One of the more challenging aspects of any day involving gift giving comes with those on the receiving end. While there are not too many of us who do not love being given gifts or presents, with that comes the challenge of what to do when you receive something you do not like or want.  One option is to simply accept it and not say a word. That way you do not hurt the feelings of the person who gave you the present, nor do you risk any possible conflict with them. That, at best, is only a temporary solution. At some point, the giver is going to ask "How come you never wear that Hawaiian shirt I bought you for Chrismtas?" or "Why do you never want to play that game of Hungry Hippo I bought you for your birthday?" At that point, you will have to 'fess up.'

Another option, of course, is to speak up at the time you see the gift and make it know you do not like it. This is probably the best was to go. However, the communication challenge comes with expressing your displeasure or disappointment in a way that does not hurt the feelings of the giver and also acknowledges the effort to please you they made.
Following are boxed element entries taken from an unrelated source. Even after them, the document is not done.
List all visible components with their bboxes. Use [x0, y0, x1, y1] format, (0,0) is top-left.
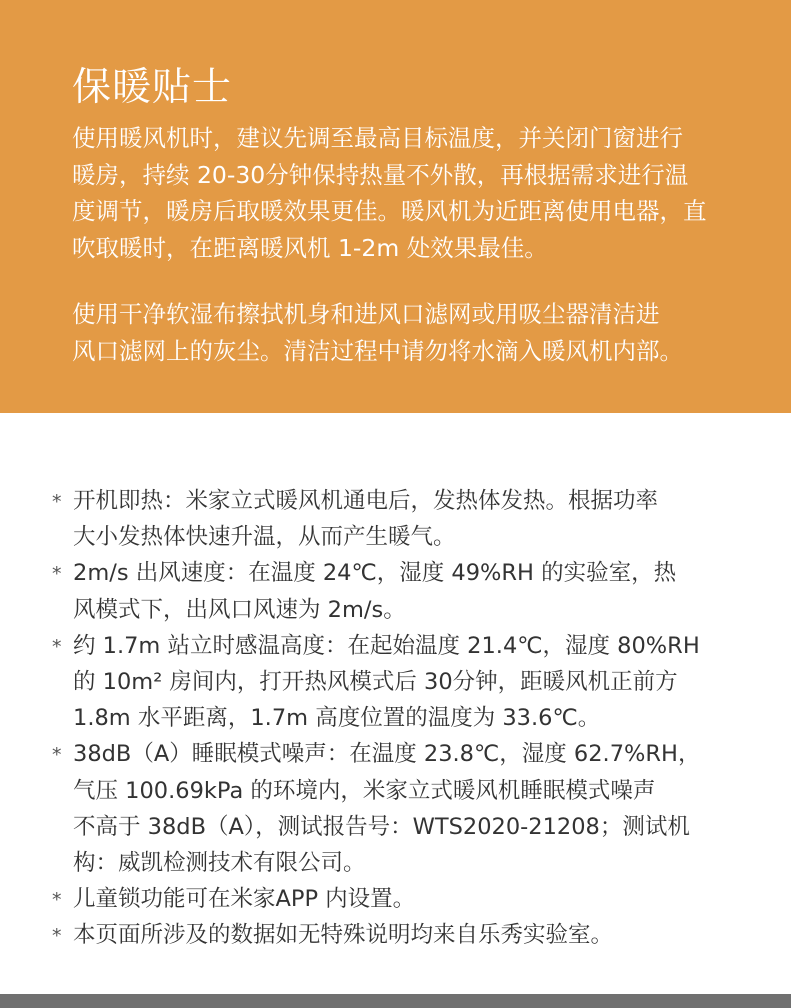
asterisk-icon: *: [52, 889, 62, 912]
footnote-line: 不高于 38dB（A），测试报告号：WTS2020-21208；测试机: [73, 813, 690, 840]
asterisk-icon: *: [52, 744, 62, 767]
tips-usage-line: 度调节，暖房后取暖效果更佳。暖风机为近距离使用电器，直: [72, 197, 707, 225]
footnote-line: 气压 100.69kPa 的环境内，米家立式暖风机睡眠模式噪声: [73, 777, 656, 804]
footnote-data-source: [52, 917, 752, 953]
tips-usage-line: 吹取暖时，在距离暖风机 1-2m 处效果最佳。: [72, 233, 548, 262]
footnote-line: 开机即热：米家立式暖风机通电后，发热体发热。根据功率: [73, 488, 659, 514]
footnote-line: 1.8m 水平距离，1.7m 高度位置的温度为 33.6℃。: [73, 705, 601, 732]
asterisk-icon: *: [52, 563, 62, 586]
footnote-sleep-noise: [52, 736, 752, 881]
asterisk-icon: *: [52, 925, 62, 948]
tips-title: 保暖贴士: [72, 65, 233, 110]
tips-usage-paragraph: [72, 120, 732, 266]
tips-cleaning-paragraph: [72, 296, 732, 369]
footnote-line: 2m/s 出风速度：在温度 24℃，湿度 49%RH 的实验室，热: [73, 560, 677, 587]
footnote-wind-speed: [52, 555, 752, 627]
footnote-line: 儿童锁功能可在米家APP 内设置。: [73, 886, 416, 913]
tips-cleaning-line: 使用干净软湿布擦拭机身和进风口滤网或用吸尘器清洁进: [72, 300, 660, 328]
footnote-line: 构：威凯检测技术有限公司。: [73, 850, 366, 877]
tips-usage-line: 暖房，持续 20-30分钟保持热量不外散，再根据需求进行温: [72, 160, 689, 189]
footnote-line: 的 10m² 房间内，打开热风模式后 30分钟，距暖风机正前方: [73, 669, 678, 696]
tips-cleaning-line: 风口滤网上的灰尘。清洁过程中请勿将水滴入暖风机内部。: [72, 336, 683, 365]
footnotes-list: [52, 483, 752, 954]
footnote-line: 大小发热体快速升温，从而产生暖气。: [73, 524, 456, 551]
tips-usage-line: 使用暖风机时，建议先调至最高目标温度，并关闭门窗进行: [72, 124, 683, 152]
footnote-line: 38dB（A）睡眠模式噪声：在温度 23.8℃，湿度 62.7%RH，: [73, 741, 701, 768]
footnote-child-lock: [52, 881, 752, 917]
asterisk-icon: *: [52, 635, 62, 658]
footnote-line: 风模式下，出风口风速为 2m/s。: [73, 596, 406, 623]
warmth-tips-panel: [0, 0, 791, 413]
asterisk-icon: *: [52, 491, 62, 513]
footnote-line: 约 1.7m 站立时感温高度：在起始温度 21.4℃，湿度 80%RH: [73, 632, 700, 659]
footnote-line: 本页面所涉及的数据如无特殊说明均来自乐秀实验室。: [73, 922, 614, 949]
footnote-instant-heat: [52, 483, 752, 555]
bottom-divider-bar: [0, 994, 791, 1008]
footnote-standing-temperature: [52, 628, 752, 737]
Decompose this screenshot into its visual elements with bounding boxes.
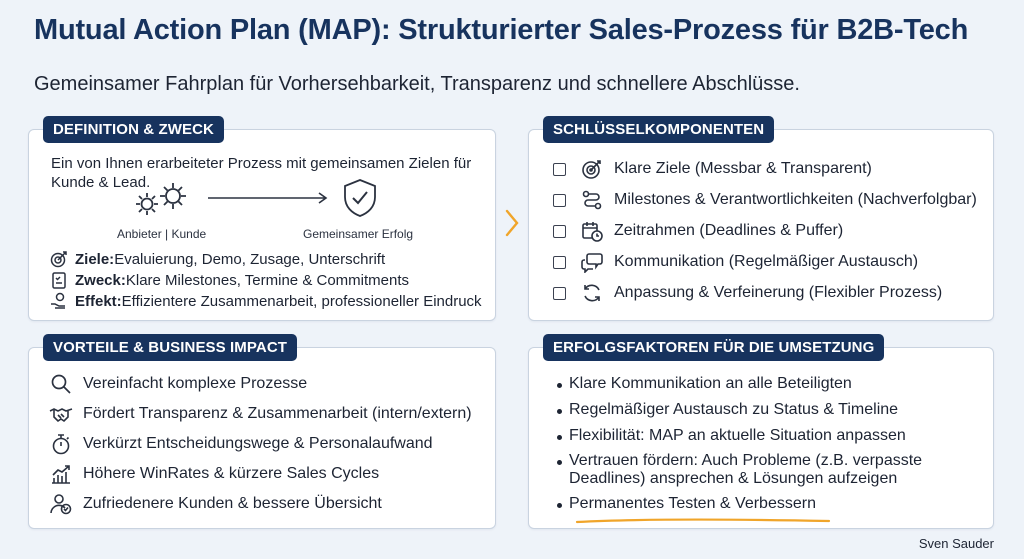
definition-intro-line2: Kunde & Lead. — [51, 174, 151, 191]
success-item: Permanentes Testen & Verbessern — [569, 495, 816, 512]
arrow-right-icon — [207, 191, 331, 209]
highlight-underline — [575, 513, 831, 531]
component-text: Zeitrahmen (Deadlines & Puffer) — [614, 222, 844, 239]
benefit-text: Vereinfacht komplexe Prozesse — [83, 375, 308, 392]
definition-item-text: Klare Milestones, Termine & Commitments — [125, 271, 410, 289]
checkbox[interactable] — [553, 163, 566, 176]
success-item: Vertrauen fördern: Auch Probleme (z.B. verpasste — [569, 452, 923, 469]
definition-item-text: Evaluierung, Demo, Zusage, Unterschrift — [114, 250, 386, 268]
benefit-item — [49, 463, 485, 485]
components-card — [528, 121, 994, 321]
success-item: Flexibilität: MAP an aktuelle Situation anpassen — [569, 427, 906, 444]
definition-item-label: Effekt: — [75, 292, 122, 310]
success-item: Klare Kommunikation an alle Beteiligten — [569, 375, 852, 392]
page-subtitle: Gemeinsamer Fahrplan für Vorhersehbarkeit, Transparenz und schnellere Abschlüsse. — [34, 73, 800, 95]
component-text: Klare Ziele (Messbar & Transparent) — [614, 160, 872, 177]
chevron-right-icon — [503, 208, 521, 238]
benefit-item — [49, 493, 485, 515]
gears-icon — [133, 180, 195, 223]
success-item: Regelmäßiger Austausch zu Status & Timeline — [569, 401, 899, 418]
hand-coin-icon — [49, 290, 69, 312]
handshake-icon — [49, 403, 73, 425]
growth-chart-icon — [49, 463, 73, 485]
stopwatch-icon — [49, 433, 73, 455]
benefit-text: Zufriedenere Kunden & bessere Übersicht — [83, 495, 382, 512]
calendar-clock-icon — [580, 220, 604, 242]
definition-item-label: Zweck: — [75, 271, 126, 289]
component-text: Anpassung & Verfeinerung (Flexibler Prozess) — [614, 284, 943, 301]
component-item — [553, 282, 983, 304]
components-card-title: SCHLÜSSELKOMPONENTEN — [543, 116, 774, 143]
definition-intro-line1: Ein von Ihnen erarbeiteter Prozess mit gemeinsamen Zielen für — [51, 155, 472, 172]
definition-item — [49, 269, 485, 291]
author-credit: Sven Sauder — [918, 536, 994, 551]
benefit-item — [49, 373, 485, 395]
checklist-icon — [49, 269, 69, 291]
checkbox[interactable] — [553, 194, 566, 207]
shield-check-icon — [342, 178, 378, 223]
success-card — [528, 339, 994, 529]
checkbox[interactable] — [553, 225, 566, 238]
component-item — [553, 158, 983, 180]
target-icon — [580, 158, 604, 180]
checkbox[interactable] — [553, 256, 566, 269]
benefit-item — [49, 433, 485, 455]
success-card-title: ERFOLGSFAKTOREN FÜR DIE UMSETZUNG — [543, 334, 884, 361]
definition-card-title: DEFINITION & ZWECK — [43, 116, 224, 143]
diagram-right-label: Gemeinsamer Erfolg — [303, 227, 414, 241]
target-icon — [49, 248, 69, 270]
component-text: Kommunikation (Regelmäßiger Austausch) — [614, 253, 919, 270]
user-check-icon — [49, 493, 73, 515]
benefit-text: Fördert Transparenz & Zusammenarbeit (intern/extern) — [83, 405, 472, 422]
component-item — [553, 220, 983, 242]
route-icon — [580, 189, 604, 211]
component-item — [553, 251, 983, 273]
definition-item-text: Effizientere Zusammenarbeit, professioneller Eindruck — [121, 292, 482, 310]
page-title: Mutual Action Plan (MAP): Strukturierter Sales-Prozess für B2B-Tech — [34, 14, 969, 46]
refresh-icon — [580, 282, 604, 304]
benefits-card-title: VORTEILE & BUSINESS IMPACT — [43, 334, 297, 361]
definition-card — [28, 121, 496, 321]
success-item-continuation: Deadlines) ansprechen & Lösungen aufzeigen — [569, 470, 898, 487]
diagram-left-label: Anbieter | Kunde — [117, 227, 207, 241]
magnifier-icon — [49, 373, 73, 395]
definition-item — [49, 290, 485, 312]
definition-intro — [51, 154, 471, 192]
definition-item-label: Ziele: — [75, 250, 115, 268]
benefit-text: Höhere WinRates & kürzere Sales Cycles — [83, 465, 380, 482]
benefit-item — [49, 403, 485, 425]
component-text: Milestones & Verantwortlichkeiten (Nachverfolgbar) — [614, 191, 977, 208]
chat-icon — [580, 251, 604, 273]
checkbox[interactable] — [553, 287, 566, 300]
benefits-card — [28, 339, 496, 529]
component-item — [553, 189, 983, 211]
benefit-text: Verkürzt Entscheidungswege & Personalaufwand — [83, 435, 433, 452]
definition-item — [49, 248, 485, 270]
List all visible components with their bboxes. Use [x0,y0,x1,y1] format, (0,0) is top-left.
This is not easy to do because the bottom line is you are rejecting a selfless act that was done on your behalf. I myself have failed at this at times and so, too, have those for whom I generally buy presents. Almost always, in my experiene, this makes for an awkward moment.

Communicating rejection under any circumstance is difficult, particuarly when it is done in recognition of a special occasion such as an anniversary or birthday. It involves a level of sensitivity that perhaps many of us do not normally exhibit. Being successful at that can be a gift all by itself. The giver is vulnerable as they have taken a risk: will my spouse like this sweater or piece of jewelry? The trick is to make known your displeasure in a loving way that does not discourage future acts of such loving generosity and reaffirms your own regard for them. This is one of those everyday communication challenges faced by all of us on a regular basis.